The “Combating Methamphetamine Epidemic Act,” sponsored by Senators Feinstein and Jim Talent (R-Mo) requires cold medications containing pseudoephedrine to be placed behind a pharmacy counter, requires signature and proof of identification before purchase, and limits the amount of pseudoephedrine that one person can buy in a single day or month. It also provides funding for education, prevention and treatment programs.
The measure was approved as part of the USA Patriot Act reauthorization, which was signed into law on March 9, 2006.
The following is a statement from Senator Feinstein:
Previously, those seeking to make methamphetamine have been able to purchase the key ingredient for their deadly cocktail at the local pharmacy or convenience store. Meth makers will now will find it much more difficult to obtain the mass quantities of pseudoephedrine they need to make their deadly drug.
Methamphetamine can be found in cities rich and poor, urban and rural. Its cheap cost, simple production, and the availability of ingredients contribute to the growing epidemic. A standard, national law restricting the sale of pseudoephedrine will go far in reducing the number of meth labs sprouting up across our country.”
The Combat Meth Act:
- Moves cold medicines with pseudoephedrine behind the counter;
- Limits how much of such medicines one person can buy in a month to 9 grams (300, 30 mg pills);
- Limits how much one person can by in a day to 3.6 grams (120, 30 mg pills)

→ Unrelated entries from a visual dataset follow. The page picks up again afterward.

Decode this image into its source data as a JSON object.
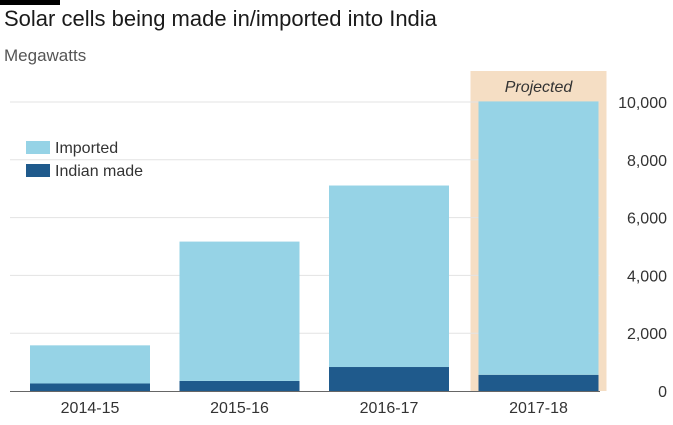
{
  "header": {
    "title": "Solar cells being made in/imported into India",
    "subtitle": "Megawatts"
  },
  "chart_data": {
    "type": "bar",
    "stacked": true,
    "categories": [
      "2014-15",
      "2015-16",
      "2016-17",
      "2017-18"
    ],
    "series": [
      {
        "name": "Indian made",
        "color": "#1f5a8c",
        "values": [
          260,
          350,
          830,
          560
        ]
      },
      {
        "name": "Imported",
        "color": "#96d3e6",
        "values": [
          1320,
          4820,
          6280,
          9460
        ]
      }
    ],
    "ylim": [
      0,
      10000
    ],
    "yticks": [
      0,
      2000,
      4000,
      6000,
      8000,
      10000
    ],
    "ytick_labels": [
      "0",
      "2,000",
      "4,000",
      "6,000",
      "8,000",
      "10,000"
    ],
    "y_axis_position": "right",
    "legend_order": [
      "Imported",
      "Indian made"
    ],
    "legend_position": "top-left",
    "highlight": {
      "category": "2017-18",
      "label": "Projected",
      "color": "#f5dec4"
    },
    "grid": true
  }
}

- Exception of “single-use” sales, which are small amounts (2, 30 mg pills) of individually-packaged pseudoephedrine products;
- Creates a new category of controlled chemical, called “controlled precursor chemicals,” to ensure that pseudoephedrine is handled safely and lawfully;
- Requires signature and identification for purchases; and
- Creates a national meth treatment center;
- Authorizes $585 million for enforcement, training, and research into treatment:
- Drug Court – Authorizes $70 million for FY 2006,
- Meth Hot Spots Grants -- Authorizes $99 million for each 2006-2010, and
- Grants for endangered Children -- Authorizes $20 million for each of FY 2006-2007;
- Competitive Grants for programs involving pregnant and parenting women offenders: New program, such sums as needed.
The legislation also contains criminal law provisions, which lower the amounts which qualify a big-time drug lord to be treated as a drug kingpin, and thus subject to enhanced penalties.